Amazon S3 Tables integration with Amazon Glue Data Catalog and Amazon Lake Formation
Amazon S3 Tables provide S3 storage that's specifically optimized for analytics workloads, improving query performance while reducing costs. The data in S3 Tables is stored in a new bucket type: a table bucket, which stores tables as subresources. S3 tables have built-in support for Apache Iceberg standard, which allows you to easily query tabular data in Amazon S3 table buckets using popular query engines like Apache Spark.
You can integrate Amazon S3 Tables with Amazon Glue Data Catalog using either IAM access controls or with IAM and Lake Formation grants:
-
IAM access control: Uses IAM policies to control access to S3 Tables and Data Catalog. In this access control approach, you need IAM permissions on both S3 Tables resources and Data Catalog objects to access resources.
-
Lake Formation access control: Uses Amazon Lake Formation grants in addition to Amazon Glue IAM permissions to control access to S3 Tables through the Data Catalog. In this mode, principals require IAM permissions to interact with the Data Catalog, and Lake Formation grants determine which catalog resources (databases, tables, columns, rows) the principal can access. This mode supports both coarse-grained access control (database-level and table-level grants) and fine-grained access control (column-level and row-level security). When a registered role is configured and credential vending is enabled, S3 Tables IAM permissions are not required for the principal, as Lake Formation vends credentials on behalf of the principal using the registered role.
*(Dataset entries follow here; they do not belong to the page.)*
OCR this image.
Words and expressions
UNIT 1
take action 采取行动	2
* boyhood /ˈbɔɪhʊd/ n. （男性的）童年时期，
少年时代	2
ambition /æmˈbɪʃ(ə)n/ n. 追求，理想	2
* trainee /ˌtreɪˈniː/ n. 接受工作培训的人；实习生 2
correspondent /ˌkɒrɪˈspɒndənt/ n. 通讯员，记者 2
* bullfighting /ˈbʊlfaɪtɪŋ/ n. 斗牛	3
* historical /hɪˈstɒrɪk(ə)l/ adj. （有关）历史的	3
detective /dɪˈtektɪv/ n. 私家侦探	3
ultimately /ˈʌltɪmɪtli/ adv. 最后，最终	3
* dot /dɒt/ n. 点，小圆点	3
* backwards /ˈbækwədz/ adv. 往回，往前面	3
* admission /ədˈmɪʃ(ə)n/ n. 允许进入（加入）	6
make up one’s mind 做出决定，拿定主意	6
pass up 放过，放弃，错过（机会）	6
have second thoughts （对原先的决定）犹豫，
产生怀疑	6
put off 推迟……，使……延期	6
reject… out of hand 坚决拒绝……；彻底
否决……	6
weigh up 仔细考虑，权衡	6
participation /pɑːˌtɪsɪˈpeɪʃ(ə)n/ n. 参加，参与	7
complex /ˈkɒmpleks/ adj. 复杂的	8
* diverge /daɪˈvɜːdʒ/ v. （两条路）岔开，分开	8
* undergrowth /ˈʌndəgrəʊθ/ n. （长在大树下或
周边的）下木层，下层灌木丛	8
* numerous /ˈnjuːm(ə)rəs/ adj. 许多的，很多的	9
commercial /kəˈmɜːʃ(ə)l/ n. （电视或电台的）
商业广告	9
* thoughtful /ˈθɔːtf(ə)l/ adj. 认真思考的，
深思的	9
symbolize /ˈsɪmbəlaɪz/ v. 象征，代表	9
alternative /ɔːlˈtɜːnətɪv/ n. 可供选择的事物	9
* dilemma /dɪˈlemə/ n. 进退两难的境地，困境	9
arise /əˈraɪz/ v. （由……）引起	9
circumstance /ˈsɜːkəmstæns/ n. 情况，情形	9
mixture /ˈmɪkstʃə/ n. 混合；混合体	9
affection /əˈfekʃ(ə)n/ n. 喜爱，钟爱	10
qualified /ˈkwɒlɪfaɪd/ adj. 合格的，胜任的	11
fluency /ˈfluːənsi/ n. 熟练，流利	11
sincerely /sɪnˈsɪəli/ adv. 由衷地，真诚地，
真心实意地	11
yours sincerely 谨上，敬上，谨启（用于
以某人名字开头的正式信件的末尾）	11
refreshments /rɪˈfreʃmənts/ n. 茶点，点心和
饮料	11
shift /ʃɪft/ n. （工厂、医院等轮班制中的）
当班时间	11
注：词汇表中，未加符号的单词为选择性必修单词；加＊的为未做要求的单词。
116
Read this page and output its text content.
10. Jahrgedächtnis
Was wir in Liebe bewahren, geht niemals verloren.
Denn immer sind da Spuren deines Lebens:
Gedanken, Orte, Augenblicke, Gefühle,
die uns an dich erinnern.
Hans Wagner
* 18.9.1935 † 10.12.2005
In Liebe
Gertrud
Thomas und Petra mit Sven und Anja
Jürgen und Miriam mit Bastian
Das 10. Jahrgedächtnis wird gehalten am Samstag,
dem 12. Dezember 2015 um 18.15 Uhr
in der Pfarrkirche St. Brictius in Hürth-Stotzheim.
Lake Formation access control also supports credential vending for third-party analytics engines.
This section provides guidance to configure the integration with Amazon Lake Formation for the following scenarios:
-
Scenario A: You integrated S3 Tables and Data Catalog using IAM access controls and now plan to use Amazon Lake Formation. See Changing access controls for S3 Tables integration to learn more.
-
Scenario B: You plan to integrate S3 Tables and Data Catalog using Amazon Lake Formation and do not have them integrated in your account and Region today. Start with the Prerequisites for integrating Amazon S3 tables catalog with the Data Catalog and Lake Formation section and follow Enabling Amazon S3 Tables integration.
-
Scenario C: You integrated S3 Tables and Data Catalog using Amazon Lake Formation and now plan to use IAM. See Changing access controls for S3 Tables integration to learn more.
Make sure that you follow the steps in Integrating S3 Tables with Amazon analytics services so that you have the appropriate permissions to access the Amazon Glue Data Catalog and your table resources, and to work with Amazon analytics services.
Topics
How Data Catalog and Lake Formation integration works
When you integrate the S3 tables catalog with the Data Catalog and Lake Formation, the
Amazon Glue service creates a single federated catalog called s3tablescatalog in
your account's default Data Catalog specific to your Amazon Web Services Region. The integration maps all Amazon S3 table bucket
resources in your account and Amazon Web Services Region under the federated catalog in the following
manner:
Amazon S3 table buckets become a multi-level catalog in the Data Catalog.
-
The associated Amazon S3 namespace is registered as a database in the Data Catalog.
-
The Amazon S3 tables in the table bucket becomes tables in the Data Catalog.
After integrating with Lake Formation, you can create Apache Iceberg tables in the table buckets catalog, and access them via integrated Amazon analytics engines such as Amazon Athena, Amazon EMR as well as third-party analytics engines.
When you also enable Lake Formation with integration, it enables fine-grained access control through Amazon Lake Formation. This security approach means that, in addition to Amazon Identity and Access Management (IAM) permissions, you must grant your IAM principal with Lake Formation permissions on your tables before you can work with them.
There are two main types of permissions in Amazon Lake Formation:
-
Metadata access permissions control the ability to create, read, update, and delete metadata databases and tables in the Data Catalog.
-
Underlying data access permissions control the ability to read and write data to the underlying Amazon S3 locations that the Data Catalog resources point to.
Lake Formation uses a combination of its own permissions model and the IAM permissions model to control access to Data Catalog resources and underlying data:
-
For a request to access Data Catalog resources or underlying data to succeed, the request must pass permission checks by both IAM and Lake Formation.
-
IAM permissions control access to the Lake Formation and Amazon Glue APIs and resources, whereas Lake Formation permissions control access to the Data Catalog resources, Amazon S3 locations, and the underlying data.
Lake Formation permissions apply only in the Region in which they were granted, and a principal must be authorized by a data lake administrator or another principal with the necessary permissions in order to be granted Lake Formation permissions.